Beachcomber 25

Development
- Designer: Walter Scott
- Location: United States
- Year: 1979
- No. built: 70
- Builder: Marine Innovators
- Name: Beachcomber 25

Boat
- Displacement: 5,200 lb (2,359 kg)
- Draft: 5.00 ft (1.52 m), centerboard down

Hull
- Type: Monohull
- Construction: Fiberglass
- LOA: 25.33 ft (7.72 m)
- LWL: 23.00 ft (7.01 m)
- Beam: 8.00 ft (2.44 m)
- Engine: Inboard diesel engine or outboard motor

Hull appendages
- Keel: centerboard
- Ballast: 1,600 lb (726 kg)
- Rudder: transom-mounted rudder

Rig
- Rig type: Ketch rig

Sails
- Sailplan: Unstayed cat ketch
- Total sail area: 275 sq ft (25.5 m^{2})

= Beachcomber 25 =

Sailboat class

The Beachcomber 25 is a recreational keelboat built by Marine Innovators in the United States. 70 were built starting in 1979It is now out of production.

==Design==
Designed by Walter Scott the fiberglass, hull has a plumb stem, raked transom, a transom-hung rudder controlled by a tiller and a retractable centerboard.

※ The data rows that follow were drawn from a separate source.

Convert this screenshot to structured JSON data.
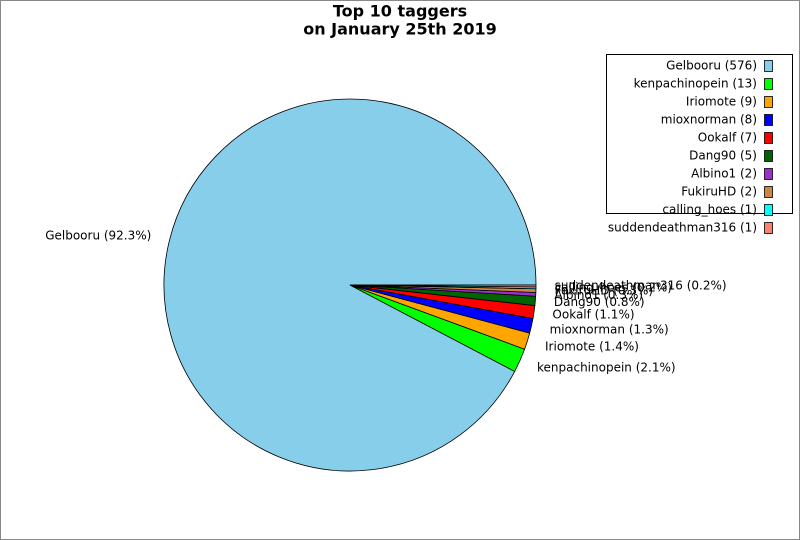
{
  "chart_data": {
    "type": "pie",
    "title": [
      "Top 10 taggers",
      "on January 25th 2019"
    ],
    "legend_labels": [
      "Gelbooru (576)",
      "kenpachinopein (13)",
      "Iriomote (9)",
      "mioxnorman (8)",
      "Ookalf (7)",
      "Dang90 (5)",
      "Albino1 (2)",
      "FukiruHD (2)",
      "calling_hoes (1)",
      "suddendeathman316 (1)"
    ],
    "values": [
      576,
      13,
      9,
      8,
      7,
      5,
      2,
      2,
      1,
      1
    ],
    "value_labels": [
      "Gelbooru (92.3%)",
      "kenpachinopein (2.1%)",
      "Iriomote (1.4%)",
      "mioxnorman (1.3%)",
      "Ookalf (1.1%)",
      "Dang90 (0.8%)",
      "Albino1 (0.3%)",
      "FukiruHD (0.3%)",
      "calling_hoes (0.2%)",
      "suddendeathman316 (0.2%)"
    ],
    "colors": [
      "#87ceeb",
      "#00ff00",
      "#ffa500",
      "#0000ff",
      "#ff0000",
      "#006400",
      "#9932cc",
      "#cd853f",
      "#00ffff",
      "#fa8072"
    ],
    "legend": "upper right"
  }
}
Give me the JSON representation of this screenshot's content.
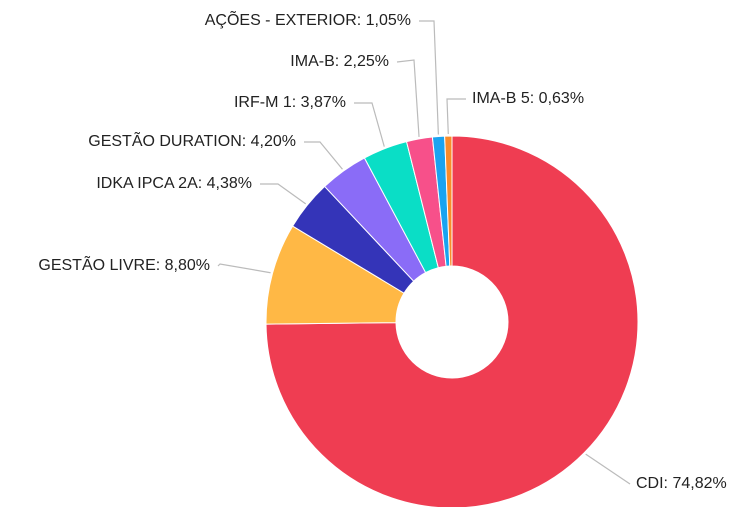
{
  "chart_data": {
    "type": "pie",
    "donut": true,
    "values": [
      74.82,
      8.8,
      4.38,
      4.2,
      3.87,
      2.25,
      1.05,
      0.63
    ],
    "value_labels": [
      "CDI: 74,82%",
      "GESTÃO LIVRE: 8,80%",
      "IDKA IPCA 2A: 4,38%",
      "GESTÃO DURATION: 4,20%",
      "IRF-M 1: 3,87%",
      "IMA-B: 2,25%",
      "AÇÕES - EXTERIOR: 1,05%",
      "IMA-B 5: 0,63%"
    ],
    "colors": [
      "#ef3d52",
      "#ffb845",
      "#3434b8",
      "#8a6cf7",
      "#0adec6",
      "#f7508a",
      "#1aa3f0",
      "#f98b2a"
    ]
  }
}
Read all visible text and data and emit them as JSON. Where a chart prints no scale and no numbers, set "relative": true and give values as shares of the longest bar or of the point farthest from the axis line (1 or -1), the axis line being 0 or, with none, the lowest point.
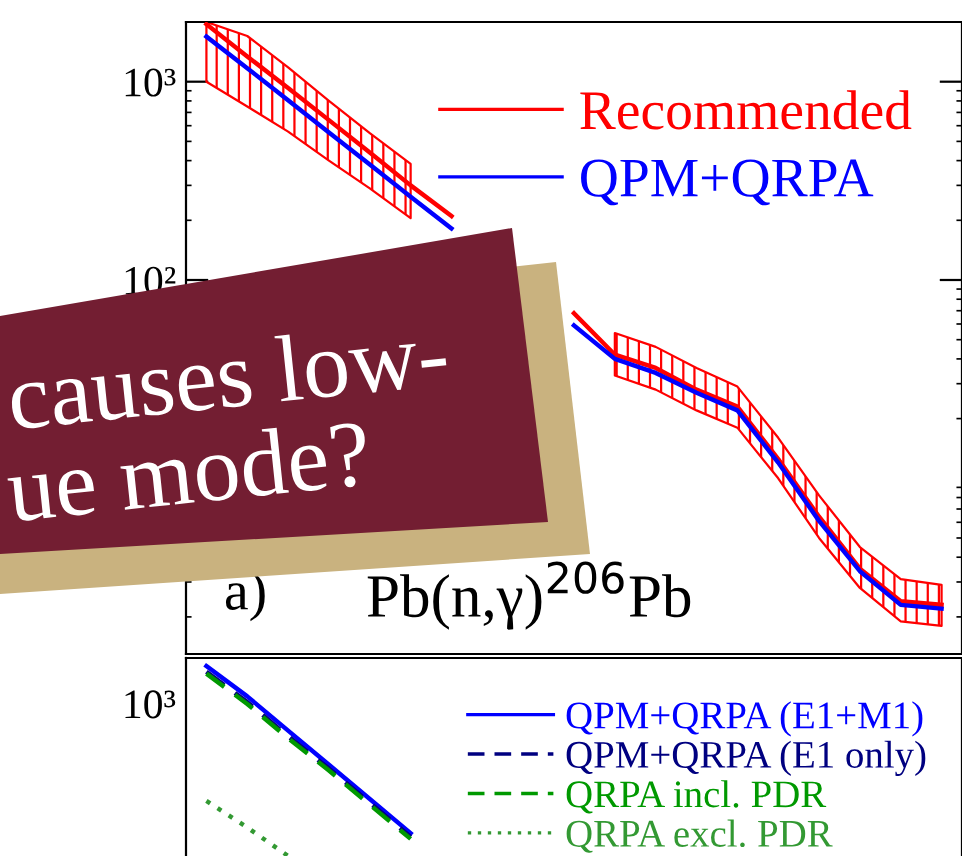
{
  "chart_data": [
    {
      "type": "line",
      "categories": [
        null,
        null,
        null,
        null,
        null,
        null,
        null,
        null,
        null,
        null,
        null,
        null,
        null,
        null,
        null,
        null,
        null,
        null,
        null
      ],
      "series": [
        {
          "name": "Recommended",
          "color": "#ff0000",
          "values": [
            1950,
            1340,
            930,
            640,
            440,
            300,
            210,
            null,
            null,
            68,
            42,
            36,
            28,
            23,
            12.5,
            6.4,
            3.5,
            2.4,
            2.3
          ],
          "lower": [
            1000,
            750,
            560,
            400,
            290,
            205,
            null,
            null,
            null,
            null,
            33,
            28,
            22,
            18,
            10,
            5.0,
            2.8,
            1.9,
            1.8
          ],
          "upper": [
            2000,
            1700,
            1180,
            800,
            550,
            385,
            null,
            null,
            null,
            null,
            54,
            46,
            36,
            29,
            16,
            8.2,
            4.5,
            3.1,
            2.9
          ]
        },
        {
          "name": "QPM+QRPA",
          "color": "#0000ff",
          "values": [
            1690,
            1170,
            806,
            555,
            382,
            263,
            182,
            null,
            null,
            59,
            40,
            34,
            27,
            22,
            12,
            6.1,
            3.4,
            2.3,
            2.2
          ]
        }
      ],
      "log": "y",
      "ylim": [
        1.3,
        2000
      ],
      "yticks": [
        {
          "value": 100,
          "label": "10²"
        },
        {
          "value": 1000,
          "label": "10³"
        }
      ],
      "legend": "top right",
      "grid": false,
      "annotations": [
        "a)",
        "Pb(n,γ)$^{206}$Pb",
        "causes low-",
        "ue mode?"
      ]
    },
    {
      "type": "line",
      "relative": true,
      "categories": [
        null,
        null,
        null,
        null,
        null,
        null,
        null,
        null,
        null,
        null,
        null,
        null,
        null,
        null,
        null,
        null,
        null,
        null,
        null
      ],
      "series": [
        {
          "name": "QPM+QRPA (E1+M1)",
          "color": "#0000ff",
          "line_style": "solid",
          "values": [
            1,
            0.84,
            0.66,
            0.48,
            0.3,
            0.12,
            null,
            null,
            null,
            null,
            null,
            null,
            null,
            null,
            null,
            null,
            null,
            null,
            null
          ]
        },
        {
          "name": "QPM+QRPA (E1 only)",
          "color": "#000080",
          "line_style": "dashed",
          "values": [
            0.97,
            0.81,
            0.63,
            0.46,
            0.28,
            0.1,
            null,
            null,
            null,
            null,
            null,
            null,
            null,
            null,
            null,
            null,
            null,
            null,
            null
          ]
        },
        {
          "name": "QRPA incl. PDR",
          "color": "#009900",
          "line_style": "dashed",
          "values": [
            0.96,
            0.8,
            0.62,
            0.45,
            0.27,
            0.09,
            null,
            null,
            null,
            null,
            null,
            null,
            null,
            null,
            null,
            null,
            null,
            null,
            null
          ]
        },
        {
          "name": "QRPA excl. PDR",
          "color": "#339933",
          "line_style": "dotted",
          "values": [
            0.29,
            0.15,
            0.0,
            null,
            null,
            null,
            null,
            null,
            null,
            null,
            null,
            null,
            null,
            null,
            null,
            null,
            null,
            null,
            null
          ]
        }
      ],
      "legend": "right",
      "grid": false,
      "annotations": [
        "10³"
      ]
    }
  ]
}
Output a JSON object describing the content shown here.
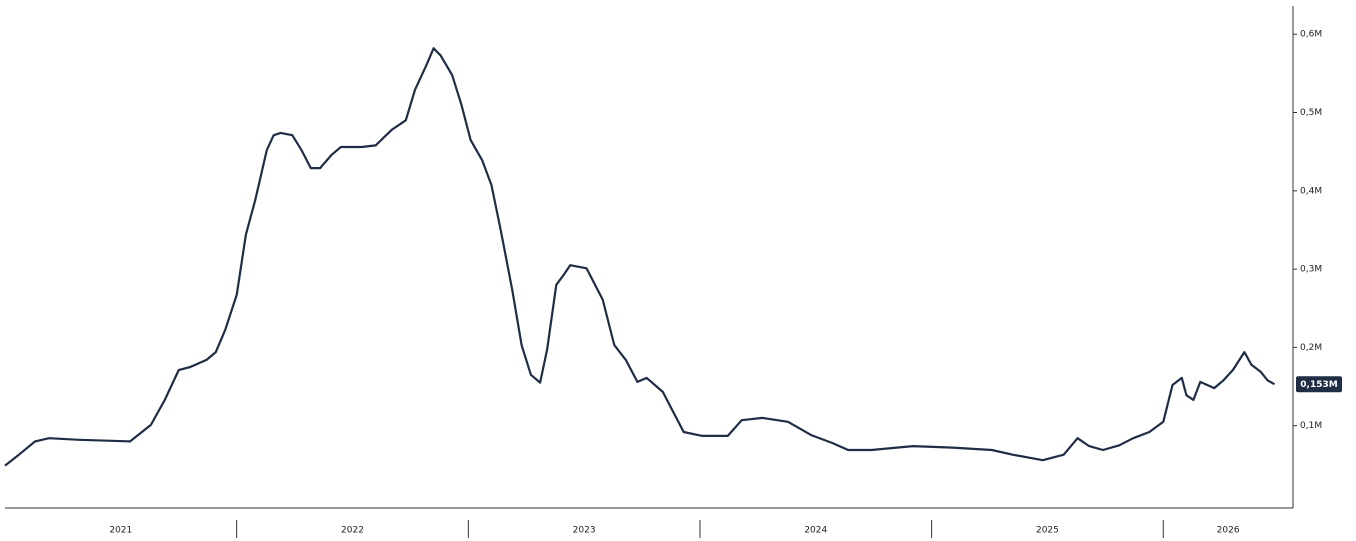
{
  "chart_data": {
    "type": "line",
    "color": "#1f2d45",
    "x": [
      2021.0,
      2021.06,
      2021.13,
      2021.19,
      2021.32,
      2021.54,
      2021.63,
      2021.69,
      2021.75,
      2021.8,
      2021.87,
      2021.91,
      2021.95,
      2022.0,
      2022.04,
      2022.08,
      2022.13,
      2022.16,
      2022.19,
      2022.24,
      2022.28,
      2022.32,
      2022.36,
      2022.41,
      2022.45,
      2022.54,
      2022.6,
      2022.67,
      2022.73,
      2022.77,
      2022.82,
      2022.85,
      2022.88,
      2022.93,
      2022.97,
      2023.01,
      2023.06,
      2023.1,
      2023.14,
      2023.19,
      2023.23,
      2023.27,
      2023.31,
      2023.34,
      2023.38,
      2023.41,
      2023.44,
      2023.51,
      2023.58,
      2023.63,
      2023.68,
      2023.73,
      2023.77,
      2023.84,
      2023.88,
      2023.93,
      2024.01,
      2024.12,
      2024.18,
      2024.27,
      2024.38,
      2024.48,
      2024.57,
      2024.64,
      2024.74,
      2024.85,
      2024.92,
      2025.09,
      2025.26,
      2025.35,
      2025.48,
      2025.57,
      2025.63,
      2025.68,
      2025.74,
      2025.81,
      2025.87,
      2025.94,
      2026.0,
      2026.04,
      2026.08,
      2026.1,
      2026.13,
      2026.16,
      2026.22,
      2026.26,
      2026.3,
      2026.35,
      2026.38,
      2026.42,
      2026.45,
      2026.48
    ],
    "values": [
      0.049,
      0.063,
      0.08,
      0.084,
      0.082,
      0.08,
      0.101,
      0.133,
      0.171,
      0.175,
      0.184,
      0.194,
      0.222,
      0.267,
      0.344,
      0.388,
      0.452,
      0.471,
      0.474,
      0.471,
      0.452,
      0.429,
      0.429,
      0.446,
      0.456,
      0.456,
      0.458,
      0.478,
      0.49,
      0.529,
      0.561,
      0.582,
      0.573,
      0.548,
      0.51,
      0.465,
      0.439,
      0.407,
      0.35,
      0.273,
      0.203,
      0.165,
      0.155,
      0.197,
      0.28,
      0.292,
      0.305,
      0.301,
      0.261,
      0.203,
      0.184,
      0.156,
      0.161,
      0.143,
      0.12,
      0.092,
      0.087,
      0.087,
      0.107,
      0.11,
      0.105,
      0.088,
      0.078,
      0.069,
      0.069,
      0.072,
      0.074,
      0.072,
      0.069,
      0.063,
      0.056,
      0.063,
      0.084,
      0.074,
      0.069,
      0.075,
      0.084,
      0.092,
      0.105,
      0.152,
      0.161,
      0.139,
      0.133,
      0.156,
      0.148,
      0.158,
      0.171,
      0.194,
      0.178,
      0.169,
      0.158,
      0.153
    ],
    "xlim": [
      2021,
      2026.56
    ],
    "xticks": [
      {
        "value": 2021,
        "label": "2021"
      },
      {
        "value": 2022,
        "label": "2022"
      },
      {
        "value": 2023,
        "label": "2023"
      },
      {
        "value": 2024,
        "label": "2024"
      },
      {
        "value": 2025,
        "label": "2025"
      },
      {
        "value": 2026,
        "label": "2026"
      }
    ],
    "ylim": [
      0,
      0.63
    ],
    "yticks": [
      {
        "value": 0.1,
        "label": "0,1M"
      },
      {
        "value": 0.2,
        "label": "0,2M"
      },
      {
        "value": 0.3,
        "label": "0,3M"
      },
      {
        "value": 0.4,
        "label": "0,4M"
      },
      {
        "value": 0.5,
        "label": "0,5M"
      },
      {
        "value": 0.6,
        "label": "0,6M"
      }
    ],
    "annotations": [
      {
        "x": 2026.48,
        "y": 0.153,
        "label": "0,153M"
      }
    ]
  }
}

It displaces 5200 lb and carries 1600 lb of ballast in its grounding shoe.

The boat two centerboard configurations. One has a fixed keel and centerboard and it has a draft of 5.00 ft with the centerboard extended and 2.50 ft with it retracted. The other has a centerboard that retracts into a trunk and it has a draft of 5.42 ft with the centreboard extended and 1.00 ft with it retracted, allowing beaching or ground transportation on a trailer. The centerboard is retracted with a 4:1 tackle.

It has an unstayed cat ketch or, optionally, a sloop rig. The cat ketch rig uses wishbone booms and unstayed, rotating, deck-mounted masts. The sails furl around the rotating masts and have sheets, outhauls and topping lifts. There are no mainsheet travelers or boom vangs fitted.

The boat can be fitted with an inboard diesel engine or a small outboard motor for docking and maneuvering. The fuel tank holds 19 u.s.gal.

Accommodation consists of a forward "V"-berth, plus a cabin quarter berth and L-shaped settee. The galley is located on the port side forward, just behind the "V"-berth. The head is a portable type and includes ventilation and a teak door for privacy.

The design has a hull speed of 6.43 kn.

The designer noted, "The main advantages of the cat ketch sail plan of the BEACHCOMBER 25 are its simplicity and ease of handling combined with good performance. The sails unfurl from the masts like window shades, controlled from the cockpit, with no need to go forward except to release mooring lines or haul up the anchor. Once the sails have been unfurled, you set up on the clew outhauls which also lead to the cockpit. A small winch is required in the case of the mainsail in order to obtain the desired degree of sail flatness. This is the last time you will have to touch the winch unless you reef or for the refinement of easing the outhaul for more sail draft off the wind."

In a 2010 review Steve Henkel wrote of the design, "best features: The Beachcomber has a 1,400 pound grounding shoe and an extremely shallow, 15-inch draft, so she can be run up on a beach or mud flats—plus a high-efficiency centerboard for going to windward. The cabin is large and comfortable with a poptop for tall sailors. Worst features: Learning the knack of sailing this type of craft may take a while; quite different from a standard sloop. The long grounding shoe acts like a long keel; increasing directional stability but reducing the ability to tack quickly."